Nanomedicine's 'crown' is ready for its close up
An international team of researchers led by Michigan State University's Morteza Mahmoudi has developed a new method to better understand how nanomedicines—emerging diagnostics and therapies that are very small yet very intricate—interact with patients' biomolecules.
Medicines based on nanoscopic particles have the promise to be more effective than current therapies while reducing side effects. But subtle complexities have confined most of these particles to research labs and out of clinical use, said Mahmoudi, an assistant professor in the Department of Radiology and the Precision Health Program.
"There's been a considerable investment of taxpayer money in cancer nanomedicine research, but that research hasn't successfully translated to the clinic," Mahmoudi said. "The biological effects of nanoparticles, how the body interacts with nanoparticles, remain poorly understood. And they need to be considered in detail."
Mahmoudi's team has now introduced a unique combination of microscopy techniques to enable more detailed consideration of those biological effects, which the researchers described in the journal Nature Communications, published online on Jan. 25.
The team's methods let researchers see important differences between particles exposed to human plasma, the cell-free part of blood that contains biomolecules including proteins, enzymes and antibodies.
These biological bits latch onto a nanoparticle, creating a coating referred to as a corona (not to be confused with the novel coronavirus), the Latin word for crown. This corona contains clues about how nanoparticles interact with a patient's biology. Now, Mahmoudi and his colleagues have shown how to get an unprecedented view of that corona.
"For the first time, we can image the 3-D structure of the particles coated with biomolecules at the nano level," Mahmoudi said. "This is a useful approach to get helpful and robust data for nanomedicines, to get the kind of data that can affect scientists' decisions about the safety and efficacy of nanoparticles."

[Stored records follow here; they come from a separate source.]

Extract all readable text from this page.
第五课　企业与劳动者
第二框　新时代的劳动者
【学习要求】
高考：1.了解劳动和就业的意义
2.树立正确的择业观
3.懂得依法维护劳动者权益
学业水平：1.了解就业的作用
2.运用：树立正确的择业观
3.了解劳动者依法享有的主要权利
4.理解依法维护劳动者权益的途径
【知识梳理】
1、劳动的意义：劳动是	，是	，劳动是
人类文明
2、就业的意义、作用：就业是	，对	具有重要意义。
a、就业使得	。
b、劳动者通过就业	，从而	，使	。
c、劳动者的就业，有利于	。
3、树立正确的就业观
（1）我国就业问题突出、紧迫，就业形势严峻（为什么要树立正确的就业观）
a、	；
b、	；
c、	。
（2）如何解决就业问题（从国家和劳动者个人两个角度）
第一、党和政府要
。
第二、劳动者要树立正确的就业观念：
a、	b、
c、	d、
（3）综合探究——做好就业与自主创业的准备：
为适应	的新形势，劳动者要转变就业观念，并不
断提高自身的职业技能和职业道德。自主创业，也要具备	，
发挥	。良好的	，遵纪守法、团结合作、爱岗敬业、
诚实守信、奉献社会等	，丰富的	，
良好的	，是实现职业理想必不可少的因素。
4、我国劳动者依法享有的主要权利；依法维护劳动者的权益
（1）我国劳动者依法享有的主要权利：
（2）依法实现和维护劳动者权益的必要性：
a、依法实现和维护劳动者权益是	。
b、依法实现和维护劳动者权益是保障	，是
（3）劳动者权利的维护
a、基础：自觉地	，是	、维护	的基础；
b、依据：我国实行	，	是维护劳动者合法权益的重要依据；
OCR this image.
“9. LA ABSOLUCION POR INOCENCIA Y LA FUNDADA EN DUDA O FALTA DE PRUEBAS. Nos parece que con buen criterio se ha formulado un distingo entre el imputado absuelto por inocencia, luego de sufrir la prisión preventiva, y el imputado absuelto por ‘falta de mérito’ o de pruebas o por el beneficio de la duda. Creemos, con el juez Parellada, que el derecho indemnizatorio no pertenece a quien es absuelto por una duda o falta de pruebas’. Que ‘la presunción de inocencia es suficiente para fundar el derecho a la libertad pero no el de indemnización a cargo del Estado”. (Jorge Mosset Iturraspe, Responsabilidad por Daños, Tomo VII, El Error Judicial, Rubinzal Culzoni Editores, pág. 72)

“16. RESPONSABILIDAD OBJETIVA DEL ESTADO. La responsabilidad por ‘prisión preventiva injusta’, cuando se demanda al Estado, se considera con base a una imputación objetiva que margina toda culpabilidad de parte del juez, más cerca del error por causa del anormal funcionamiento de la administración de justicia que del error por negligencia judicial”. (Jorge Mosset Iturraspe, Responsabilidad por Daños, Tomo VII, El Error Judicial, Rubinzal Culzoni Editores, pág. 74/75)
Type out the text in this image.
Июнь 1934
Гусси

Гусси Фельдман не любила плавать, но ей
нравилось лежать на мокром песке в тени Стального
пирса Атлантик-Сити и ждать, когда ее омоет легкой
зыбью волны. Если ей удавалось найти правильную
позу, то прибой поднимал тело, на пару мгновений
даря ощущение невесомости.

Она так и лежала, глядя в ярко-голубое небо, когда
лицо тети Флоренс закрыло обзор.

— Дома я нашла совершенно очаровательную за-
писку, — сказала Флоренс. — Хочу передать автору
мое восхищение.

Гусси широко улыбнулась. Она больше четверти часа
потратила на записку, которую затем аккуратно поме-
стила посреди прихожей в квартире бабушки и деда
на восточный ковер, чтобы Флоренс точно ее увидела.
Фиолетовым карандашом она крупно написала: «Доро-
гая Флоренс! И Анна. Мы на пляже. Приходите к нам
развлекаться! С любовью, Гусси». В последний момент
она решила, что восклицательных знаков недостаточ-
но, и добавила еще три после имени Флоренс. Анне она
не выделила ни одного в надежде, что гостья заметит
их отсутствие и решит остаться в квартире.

Although work like this is ultimately helping move therapeutic nanomedicines into the clinic, Mahmoudi is not optimistic that broad approval will happen any time soon. There's still much to learn about the particles. Furthermore, one of the things that researchers do understand very well—that minute variations in these diminutive drugs can have outsized impact—was underscored by this study.
The researchers saw that the coronas of nanoparticles from the same batch, exposed to the same human plasma, could provoke a variety of reactions by a patient to a single dose.
Still, Mahmoudi sees an opportunity in this. He believes these particles could shine as diagnostics tools instead of drugs. Rather than trying to treat diseases with nanoscale medicine, he believes that persnickety particles would be well suited for the early detection of disease. For example, Mahmoudi's group has previously shown this diagnostic potential for cancers and neurodegenerative diseases.
"We could become more proactive if we used nanoparticles as a diagnostic," he said. "When you can detect disease at the earlier stages, it becomes easier to treat them."